S’il eût été seul il serait assurément retourné chez lui, laissant l’orage, qui s’amoncelait dans la salle à manger des Capitan, éclater un peu loin de sa tête. Mais ce n’était pas une chose à proposer à Berthe. Il se borna à dire, d’une voix faible :
–  Huit heures et demie.
Elle répondit sèchement :
–  C’est ta faute.
Il ne discuta pas. Plus impartial qu’elle, il reconnaissait que, d’une façon générale, il est difficile de démêler la responsabilité des époux dans un retard de ce genre, où chacun s’autorise, pour ne pas se presser, de la complicité forcée de l’autre.
Cependant le cocher emmitouflé mettait son cheval au pas dans des montées imperceptibles, où il se faisait dépasser par les piétons les plus languissants. Sur le plat, l’allure du pas était remplacée par une sorte de sautillement rétrograde. Daniel, s’il eût été seul, eût pris bravement un autre fiacre, après avoir réglé celui-là. Mais, avec Berthe, il ne fallait pas songer à des prodigalités pareilles.
Enfin l’on arriva au boulevard Pereire, et le cocher s’arrêta, en se trompant de deux numéros.

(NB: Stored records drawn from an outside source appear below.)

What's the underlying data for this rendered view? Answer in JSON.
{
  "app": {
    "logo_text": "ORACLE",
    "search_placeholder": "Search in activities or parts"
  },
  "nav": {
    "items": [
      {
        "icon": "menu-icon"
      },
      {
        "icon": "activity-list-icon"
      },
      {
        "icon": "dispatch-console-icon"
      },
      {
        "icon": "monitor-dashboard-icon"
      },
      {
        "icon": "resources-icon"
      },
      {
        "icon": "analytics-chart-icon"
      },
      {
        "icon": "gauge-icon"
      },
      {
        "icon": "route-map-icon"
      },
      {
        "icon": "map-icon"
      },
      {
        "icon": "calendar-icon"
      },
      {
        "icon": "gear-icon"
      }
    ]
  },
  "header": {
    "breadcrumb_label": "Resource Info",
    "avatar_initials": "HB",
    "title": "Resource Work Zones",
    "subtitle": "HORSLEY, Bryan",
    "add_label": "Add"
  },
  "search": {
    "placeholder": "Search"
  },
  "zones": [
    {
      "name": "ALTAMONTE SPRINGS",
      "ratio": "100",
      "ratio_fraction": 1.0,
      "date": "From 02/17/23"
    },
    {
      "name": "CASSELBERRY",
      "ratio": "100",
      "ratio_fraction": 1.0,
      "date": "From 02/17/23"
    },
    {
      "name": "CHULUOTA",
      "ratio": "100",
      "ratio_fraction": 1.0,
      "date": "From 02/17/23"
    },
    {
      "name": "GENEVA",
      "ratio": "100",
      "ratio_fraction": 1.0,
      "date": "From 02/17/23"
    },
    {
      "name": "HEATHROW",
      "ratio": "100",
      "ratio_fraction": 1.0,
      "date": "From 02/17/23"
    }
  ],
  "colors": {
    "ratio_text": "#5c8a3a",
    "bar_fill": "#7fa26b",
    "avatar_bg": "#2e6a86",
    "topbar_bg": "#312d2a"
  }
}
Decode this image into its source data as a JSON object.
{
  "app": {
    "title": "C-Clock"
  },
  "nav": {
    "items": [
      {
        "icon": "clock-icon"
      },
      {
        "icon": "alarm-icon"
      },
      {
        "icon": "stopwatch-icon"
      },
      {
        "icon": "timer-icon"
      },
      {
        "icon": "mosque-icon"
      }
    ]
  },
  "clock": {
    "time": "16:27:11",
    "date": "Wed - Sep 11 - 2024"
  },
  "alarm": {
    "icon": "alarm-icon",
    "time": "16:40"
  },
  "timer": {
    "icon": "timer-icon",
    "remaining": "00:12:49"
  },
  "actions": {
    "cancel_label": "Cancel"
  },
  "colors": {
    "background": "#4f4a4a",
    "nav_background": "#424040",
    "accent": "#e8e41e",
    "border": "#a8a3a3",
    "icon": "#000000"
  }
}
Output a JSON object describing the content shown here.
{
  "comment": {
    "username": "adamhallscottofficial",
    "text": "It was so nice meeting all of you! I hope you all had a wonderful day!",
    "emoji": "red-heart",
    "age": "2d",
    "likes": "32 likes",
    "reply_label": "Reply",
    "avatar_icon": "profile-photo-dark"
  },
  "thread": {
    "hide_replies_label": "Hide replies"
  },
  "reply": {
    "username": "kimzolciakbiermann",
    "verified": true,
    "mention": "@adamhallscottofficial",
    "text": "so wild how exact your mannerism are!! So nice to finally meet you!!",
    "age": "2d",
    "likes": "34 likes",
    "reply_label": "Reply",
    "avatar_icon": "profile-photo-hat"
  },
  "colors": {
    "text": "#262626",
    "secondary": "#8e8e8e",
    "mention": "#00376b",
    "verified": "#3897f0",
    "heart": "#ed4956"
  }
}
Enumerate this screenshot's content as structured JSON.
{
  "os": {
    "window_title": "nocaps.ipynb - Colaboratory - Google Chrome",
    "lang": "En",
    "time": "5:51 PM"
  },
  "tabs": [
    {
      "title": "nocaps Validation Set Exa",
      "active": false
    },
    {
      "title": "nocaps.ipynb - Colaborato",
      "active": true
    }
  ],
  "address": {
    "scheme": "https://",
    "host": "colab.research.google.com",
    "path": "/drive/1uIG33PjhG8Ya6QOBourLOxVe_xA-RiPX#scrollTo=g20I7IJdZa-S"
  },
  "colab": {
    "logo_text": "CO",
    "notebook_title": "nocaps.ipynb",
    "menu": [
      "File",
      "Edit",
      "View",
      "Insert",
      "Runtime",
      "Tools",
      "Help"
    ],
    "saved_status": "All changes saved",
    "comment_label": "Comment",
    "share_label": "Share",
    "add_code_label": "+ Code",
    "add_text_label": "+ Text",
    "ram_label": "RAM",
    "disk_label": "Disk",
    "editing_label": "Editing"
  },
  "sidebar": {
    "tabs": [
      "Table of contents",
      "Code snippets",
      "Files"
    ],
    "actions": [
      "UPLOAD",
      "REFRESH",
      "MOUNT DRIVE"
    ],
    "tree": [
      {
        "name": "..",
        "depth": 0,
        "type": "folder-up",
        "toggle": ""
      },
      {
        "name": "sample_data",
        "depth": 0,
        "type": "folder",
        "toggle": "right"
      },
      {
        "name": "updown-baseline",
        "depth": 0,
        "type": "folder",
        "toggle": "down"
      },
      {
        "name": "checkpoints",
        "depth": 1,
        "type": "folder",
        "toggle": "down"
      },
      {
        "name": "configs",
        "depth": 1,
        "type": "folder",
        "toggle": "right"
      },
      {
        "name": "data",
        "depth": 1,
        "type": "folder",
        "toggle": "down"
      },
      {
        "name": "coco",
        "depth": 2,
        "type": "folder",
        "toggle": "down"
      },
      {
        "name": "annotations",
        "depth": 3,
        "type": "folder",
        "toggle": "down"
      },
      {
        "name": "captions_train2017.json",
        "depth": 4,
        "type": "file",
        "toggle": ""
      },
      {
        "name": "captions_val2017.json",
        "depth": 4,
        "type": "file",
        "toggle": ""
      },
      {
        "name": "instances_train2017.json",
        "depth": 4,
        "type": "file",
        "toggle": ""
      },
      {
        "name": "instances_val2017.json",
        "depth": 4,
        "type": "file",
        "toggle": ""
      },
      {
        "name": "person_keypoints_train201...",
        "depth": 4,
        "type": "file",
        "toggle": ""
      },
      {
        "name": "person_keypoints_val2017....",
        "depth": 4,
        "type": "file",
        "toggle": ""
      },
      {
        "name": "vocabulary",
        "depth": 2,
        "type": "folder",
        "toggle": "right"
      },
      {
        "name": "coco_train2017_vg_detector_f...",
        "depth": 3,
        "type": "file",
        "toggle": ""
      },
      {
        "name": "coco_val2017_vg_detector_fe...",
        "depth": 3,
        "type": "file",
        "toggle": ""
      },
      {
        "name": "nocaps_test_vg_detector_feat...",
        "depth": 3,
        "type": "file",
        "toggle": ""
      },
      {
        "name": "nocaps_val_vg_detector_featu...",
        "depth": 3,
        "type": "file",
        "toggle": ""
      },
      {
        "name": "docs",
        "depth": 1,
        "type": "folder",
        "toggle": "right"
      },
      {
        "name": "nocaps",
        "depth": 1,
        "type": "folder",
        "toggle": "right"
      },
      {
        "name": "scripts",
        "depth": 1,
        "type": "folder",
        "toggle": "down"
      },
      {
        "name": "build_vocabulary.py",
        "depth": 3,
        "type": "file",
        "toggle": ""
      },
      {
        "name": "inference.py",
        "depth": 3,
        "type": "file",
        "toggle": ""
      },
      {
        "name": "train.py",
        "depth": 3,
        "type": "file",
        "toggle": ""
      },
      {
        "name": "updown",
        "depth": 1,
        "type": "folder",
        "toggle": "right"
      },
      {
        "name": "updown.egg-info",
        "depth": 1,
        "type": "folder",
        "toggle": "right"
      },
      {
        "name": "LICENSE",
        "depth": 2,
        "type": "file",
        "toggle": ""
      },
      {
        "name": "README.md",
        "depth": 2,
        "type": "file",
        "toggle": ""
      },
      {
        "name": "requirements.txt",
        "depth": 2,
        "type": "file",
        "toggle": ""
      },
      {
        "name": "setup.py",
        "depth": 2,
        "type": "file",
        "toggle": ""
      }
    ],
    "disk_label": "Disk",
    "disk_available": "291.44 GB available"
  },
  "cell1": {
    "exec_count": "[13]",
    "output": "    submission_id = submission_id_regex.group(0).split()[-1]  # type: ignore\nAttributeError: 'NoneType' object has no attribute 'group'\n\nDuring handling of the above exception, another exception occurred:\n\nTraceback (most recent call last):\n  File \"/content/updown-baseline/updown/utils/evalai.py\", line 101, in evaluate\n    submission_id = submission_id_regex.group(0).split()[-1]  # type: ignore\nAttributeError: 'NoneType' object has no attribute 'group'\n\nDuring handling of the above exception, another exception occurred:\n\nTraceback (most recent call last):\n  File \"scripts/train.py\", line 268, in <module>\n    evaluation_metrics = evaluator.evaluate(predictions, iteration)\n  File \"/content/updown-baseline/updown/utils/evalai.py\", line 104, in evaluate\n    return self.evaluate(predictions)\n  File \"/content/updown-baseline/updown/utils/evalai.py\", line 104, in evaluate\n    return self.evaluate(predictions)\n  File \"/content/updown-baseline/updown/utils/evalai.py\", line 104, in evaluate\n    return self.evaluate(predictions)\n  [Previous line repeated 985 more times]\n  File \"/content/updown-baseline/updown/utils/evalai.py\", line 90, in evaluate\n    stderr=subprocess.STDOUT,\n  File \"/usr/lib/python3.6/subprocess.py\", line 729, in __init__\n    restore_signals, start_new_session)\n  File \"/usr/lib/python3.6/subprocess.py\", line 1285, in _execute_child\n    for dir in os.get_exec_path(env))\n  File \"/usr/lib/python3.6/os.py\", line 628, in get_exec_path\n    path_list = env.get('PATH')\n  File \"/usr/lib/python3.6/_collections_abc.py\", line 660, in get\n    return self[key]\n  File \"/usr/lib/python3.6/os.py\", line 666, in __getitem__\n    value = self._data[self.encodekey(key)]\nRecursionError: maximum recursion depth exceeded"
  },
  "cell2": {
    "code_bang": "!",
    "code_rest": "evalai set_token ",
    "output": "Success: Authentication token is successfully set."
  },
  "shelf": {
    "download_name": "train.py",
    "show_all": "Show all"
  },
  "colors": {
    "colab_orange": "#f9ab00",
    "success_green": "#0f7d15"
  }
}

Il n’y avait qu’à descendre là, et à faire vingt-cinq pas à pied. Mais Berthe s’y opposa ; ce qui donna lieu à une remise en train de tout l’appareil.
Dans la maison, une nouvelle perte de temps fut occasionnée par la recherche infructueuse de la corde verticale qui fait monter l’ascenseur. Daniel, sous le regard méprisant de Berthe, alla demander l’aide du concierge.
–  Ah ! se dit Daniel, quand ils arrivèrent sur le palier des Capitan, pourvu qu’ils ne nous aient pas attendus et qu’ils se soient mis à table !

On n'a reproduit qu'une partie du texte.